Cut off from his government and haunted by the continuing threat of assassination, Bren realizes his only hope may be to communicate directly with the Phoenix as the spokesman of the atevi—an action which may cut him off for good from his own species. Yet if he doesn't take this desperate and illegal action, he may be forced to helplessly bear witness to the final destruction of the already precarious balance of world power.
About the Author
Currently resident in Spokane, Washington, C.J. Cherryh has won four Hugos and is one of the best-selling and most critically acclaimed authors in the science fiction and fantasy field. She is the author of more than forty novels. Her hobbies include travel, photography, reef culture, Mariners baseball, and, a late passion, figure skating: she intends to compete in the adult USFSA track. She began with the modest ambition to learn to skate backwards and now is working on jumps. She sketches, occasionally, cooks fairly well, and hates house work; she loves the outdoors, animals wild and tame, is a hobbyist geologist, adores dinosaurs, and has academic specialties in Roman constitutional law and bronze age Greek ethnography.
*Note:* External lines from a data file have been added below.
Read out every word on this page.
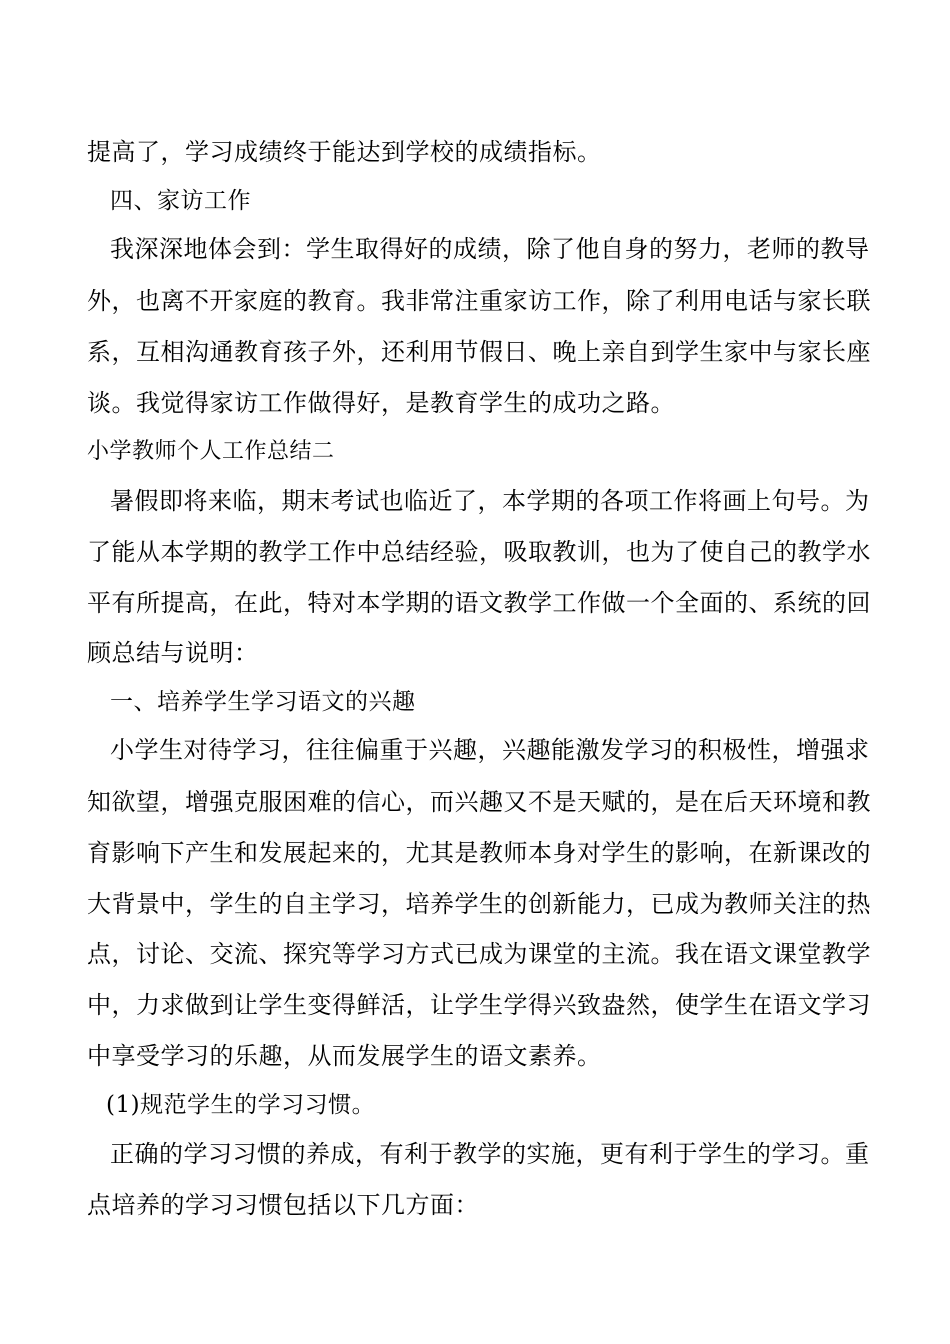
提高了，学习成绩终于能达到学校的成绩指标。
四、家访工作
我深深地体会到：学生取得好的成绩，除了他自身的努力，老师的教导
外，也离不开家庭的教育。我非常注重家访工作，除了利用电话与家长联
系，互相沟通教育孩子外，还利用节假日、晚上亲自到学生家中与家长座
谈。我觉得家访工作做得好，是教育学生的成功之路。
小学教师个人工作总结二
暑假即将来临，期末考试也临近了，本学期的各项工作将画上句号。为
了能从本学期的教学工作中总结经验，吸取教训，也为了使自己的教学水
平有所提高，在此，特对本学期的语文教学工作做一个全面的、系统的回
顾总结与说明：
一、培养学生学习语文的兴趣
小学生对待学习，往往偏重于兴趣，兴趣能激发学习的积极性，增强求
知欲望，增强克服困难的信心，而兴趣又不是天赋的，是在后天环境和教
育影响下产生和发展起来的，尤其是教师本身对学生的影响，在新课改的
大背景中，学生的自主学习，培养学生的创新能力，已成为教师关注的热
点，讨论、交流、探究等学习方式已成为课堂的主流。我在语文课堂教学
中，力求做到让学生变得鲜活，让学生学得兴致盎然，使学生在语文学习
中享受学习的乐趣，从而发展学生的语文素养。
(1)规范学生的学习习惯。
正确的学习习惯的养成，有利于教学的实施，更有利于学生的学习。重
点培养的学习习惯包括以下几方面：
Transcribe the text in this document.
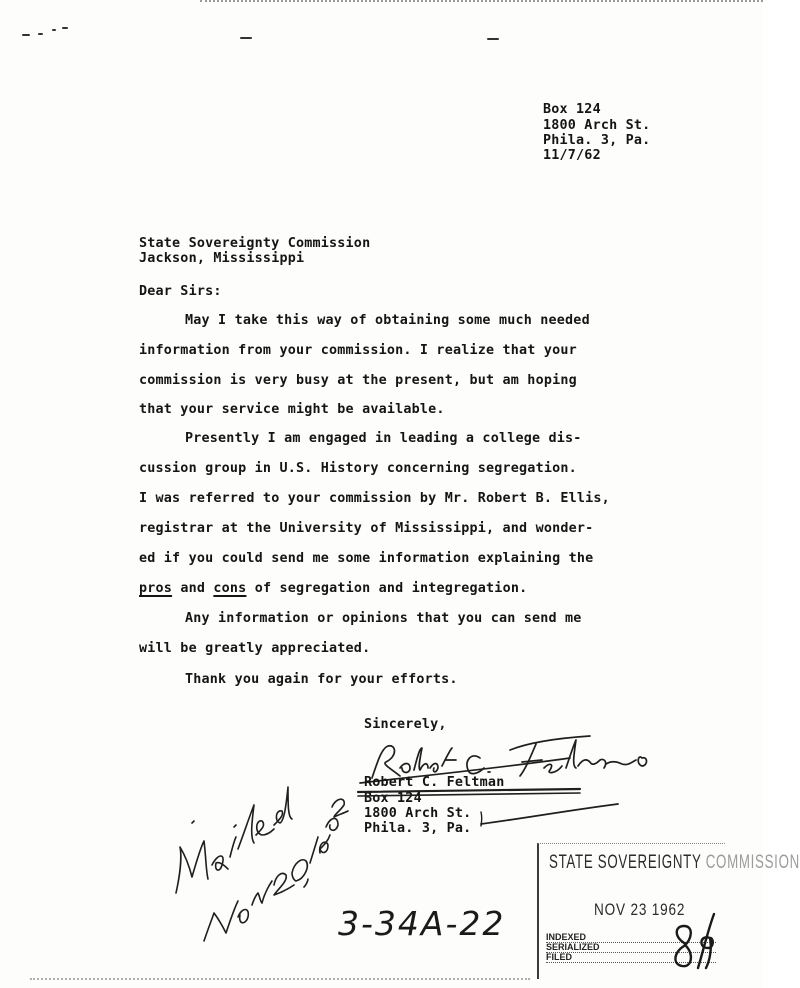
Box 124
1800 Arch St.
Phila. 3, Pa.
11/7/62
State Sovereignty Commission
Jackson, Mississippi
Dear Sirs:
May I take this way of obtaining some much needed
information from your commission. I realize that your
commission is very busy at the present, but am hoping
that your service might be available.
Presently I am engaged in leading a college dis-
cussion group in U.S. History concerning segregation.
I was referred to your commission by Mr. Robert B. Ellis,
registrar at the University of Mississippi, and wonder-
ed if you could send me some information explaining the
pros and cons of segregation and integregation.
Any information or opinions that you can send me
will be greatly appreciated.
Thank you again for your efforts.
Sincerely,
Robert C. Feltman
Box 124
1800 Arch St.
Phila. 3, Pa.
3-34A-22
STATE SOVEREIGNTY COMMISSION
NOV 23 1962
INDEXED
SERIALIZED
FILED
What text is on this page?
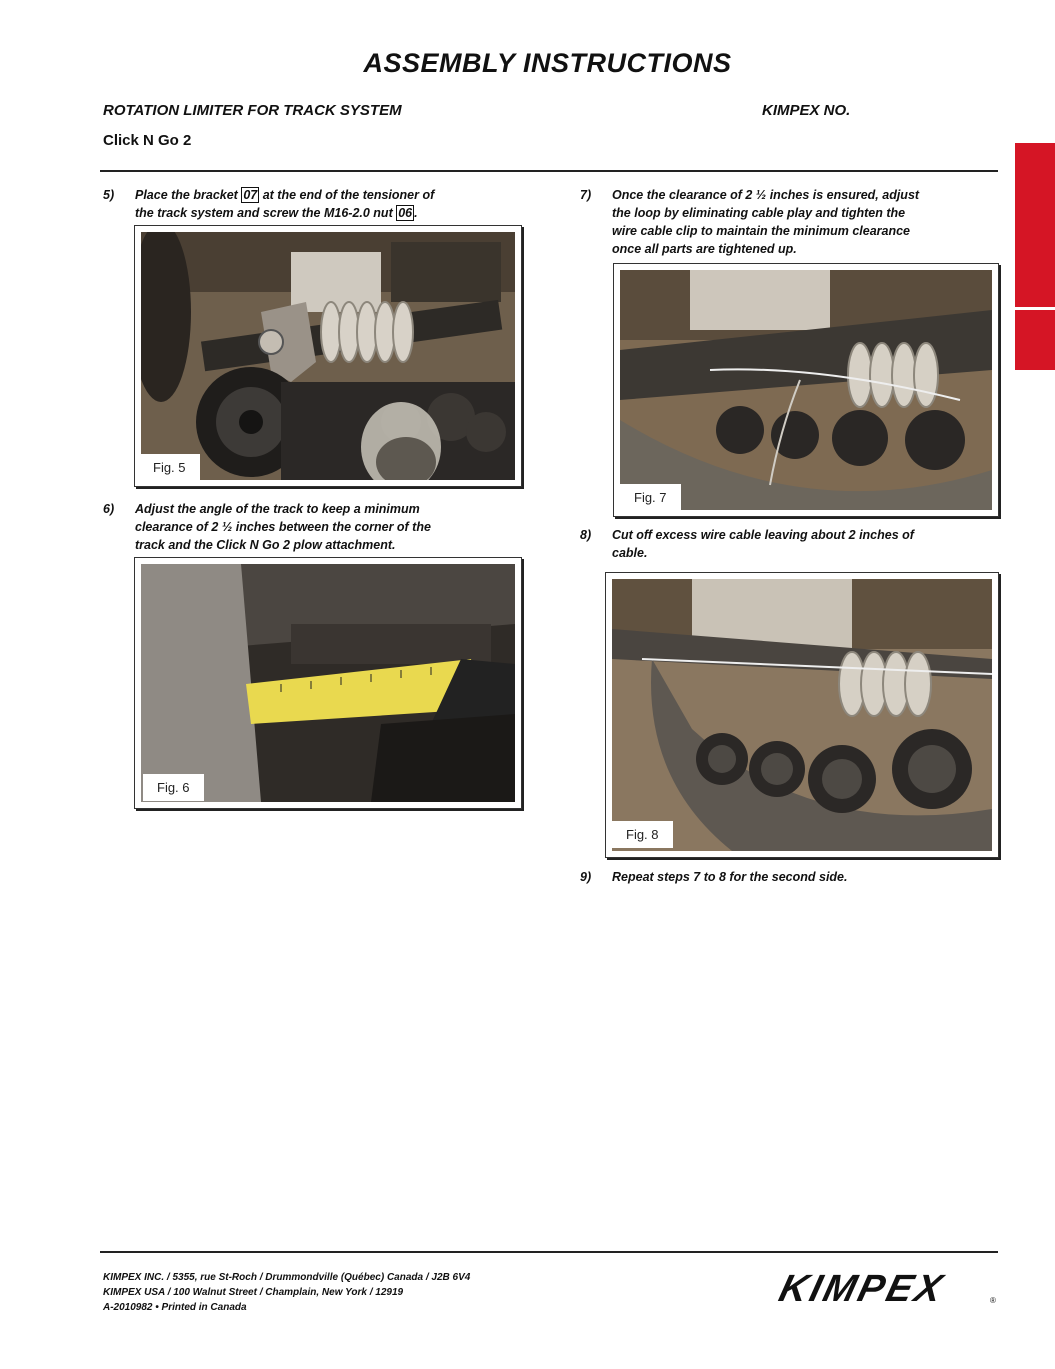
ASSEMBLY INSTRUCTIONS
ROTATION LIMITER FOR TRACK SYSTEM	KIMPEX NO.
Click N Go 2
5) Place the bracket 07 at the end of the tensioner of
the track system and screw the M16-2.0 nut 06 .
Fig. 5
6) Adjust the angle of the track to keep a minimum
clearance of 2 ½ inches between the corner of the
track and the Click N Go 2 plow attachment.
Fig. 6
7) Once the clearance of 2 ½ inches is ensured, adjust
the loop by eliminating cable play and tighten the
wire cable clip to maintain the minimum clearance
once all parts are tightened up.
Fig. 7
8) Cut off excess wire cable leaving about 2 inches of
cable.
Fig. 8
9) Repeat steps 7 to 8 for the second side.
KIMPEX INC. / 5355, rue St-Roch / Drummondville (Québec) Canada / J2B 6V4
KIMPEX USA / 100 Walnut Street / Champlain, New York / 12919
A-2010982 • Printed in Canada	KIMPEX	®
She has written science fiction since she was ten, spent ten years of her life teaching Latin and Ancient History on the high school level, before retiring to full time writing, and now does not have enough hours in the day to pursue all her interests. Her studies include planetary geology, weather systems, and natural and man-made catastrophes, civilizations, and cosmology…in fact, there's very little that doesn't interest her. A loom is gathering dust and needs rethreading, a wooden ship model awaits construction, and the cats demand their own time much more urgently. She works constantly, researches mostly on the internet, and has books stacked up and waiting to be written.